A Web crawler is sometimes also called a spider or a bot. They are automated Internet robots which systematically browse the World Wide Web, typically for Web indexing, although they can be used for gathering data of any kind. Sometimes these bots can be a bit overzealous in their crawling and generate thousands of hits per hour, a process also known as a denial of service attack.

The robots.txt file is standard to give instructions about a website to the web robots. This standard is called The Robots Exclusion Protocol .

When a robot wants to visit a site to crawl, it firsts checks for the robots.txt to see if is allowed to crawl the site and if there are any areas it should ignore.

The robots.txt is a plain text file which is placed in the root of the website, for example, http://www.example.com/robots.txt

What is the robots.txt File?

The most basic of robots.txt contents looks like this:

User-agent: *
Disallow:

This simple content creates a rule which allows all web crawlers access to the entire site.

User-agent: * indicates that the following rule applies to all spider bots.
Disallow: The empty disallow field indicates nothing is blocked and every link can be crawled.

The opposite would be to block access for all web crawlers and prevent the site from being indexed.

User-agent: *
Disallow: /

User-agent: * indicates that the following rule applies to all spider bots.
Disallow: / indicates that the homepage, and everything under the homepage, is disallowed, or forbidden.

You can specify which URLs are blocked in the Disallow field.

User-agent: *
Disallow: /wp-admin/
Disallow: /private/

Care must be taken when disallowing resources as malicious users may use the robots.txt to locate hidden areas and target them to attack. For example, the above rules would indicate to a hacker that the site is running WordPress and that there is a URL with private resources. They can then tailor an attack to WordPress or investigate those private resources. Read more about internal information disclosure here.

Robots.txt is used to prevent search engines from listing a web page, it should not be used as a security measure.

Limiting Bot Access with robots.txt

You can also limit access on a per-bot basis by specifying them in the User-agent field.

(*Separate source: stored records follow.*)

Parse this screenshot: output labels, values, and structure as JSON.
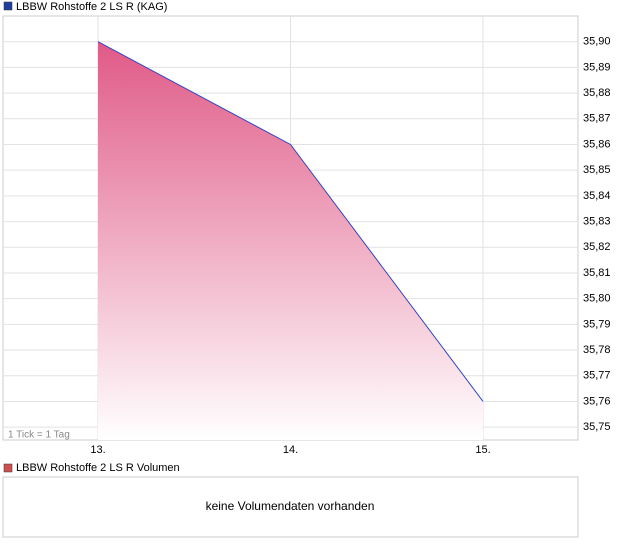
{
  "chart_data": {
    "type": "area",
    "title": "LBBW Rohstoffe 2 LS R (KAG)",
    "color": "#2a48c8",
    "fill_color": "#e05a87",
    "legend_color": "#1f3f9f",
    "categories": [
      "13.",
      "14.",
      "15."
    ],
    "values": [
      35.9,
      35.86,
      35.76
    ],
    "ylim": [
      35.745,
      35.91
    ],
    "yticks": [
      {
        "value": 35.75,
        "label": "35,75"
      },
      {
        "value": 35.76,
        "label": "35,76"
      },
      {
        "value": 35.77,
        "label": "35,77"
      },
      {
        "value": 35.78,
        "label": "35,78"
      },
      {
        "value": 35.79,
        "label": "35,79"
      },
      {
        "value": 35.8,
        "label": "35,80"
      },
      {
        "value": 35.81,
        "label": "35,81"
      },
      {
        "value": 35.82,
        "label": "35,82"
      },
      {
        "value": 35.83,
        "label": "35,83"
      },
      {
        "value": 35.84,
        "label": "35,84"
      },
      {
        "value": 35.85,
        "label": "35,85"
      },
      {
        "value": 35.86,
        "label": "35,86"
      },
      {
        "value": 35.87,
        "label": "35,87"
      },
      {
        "value": 35.88,
        "label": "35,88"
      },
      {
        "value": 35.89,
        "label": "35,89"
      },
      {
        "value": 35.9,
        "label": "35,90"
      }
    ],
    "grid": true,
    "note": "1 Tick = 1 Tag"
  },
  "volume_panel": {
    "title": "LBBW Rohstoffe 2 LS R Volumen",
    "message": "keine Volumendaten vorhanden",
    "legend_color": "#d05050"
  }
}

Here are a few of the most popular web crawler user agents to use:

  • googlebot - Googles own web crawler
  • Mediapartners-Google - Google Adsense/Adwords
  • Bingbot - Microsoft Bing
  • MSNBot - Microsoft's old MSN bot
  • Slurp - Yahoo! Search
  • ia_archiver - Internet Archive

You can give access to certain bots while blocking all others:

User-agent: Googlebot
Disallow:

User-agent: Bingbot
Disallow:

User-agent: Slurp
Disallow:

# Everyone Else (NOT allowed)
User-agent: *
Disallow: / 

In theory, this should block all "bad bots", i.e. those bots who scrape content and hog bandwidth, but bad bots do not honour the robots.txt rules or even access the file. Bad spiders are not going to follow robots.txt, and search engines and spiders that do follow it are the ones that you want indexing your site.

Validating robots.txt with Google Search Console

Once you have created and uploaded a robots.txt, you can use the Google Search Console (formerly Webmaster Tools) to check for errors and test to see if the rules work against several user agents.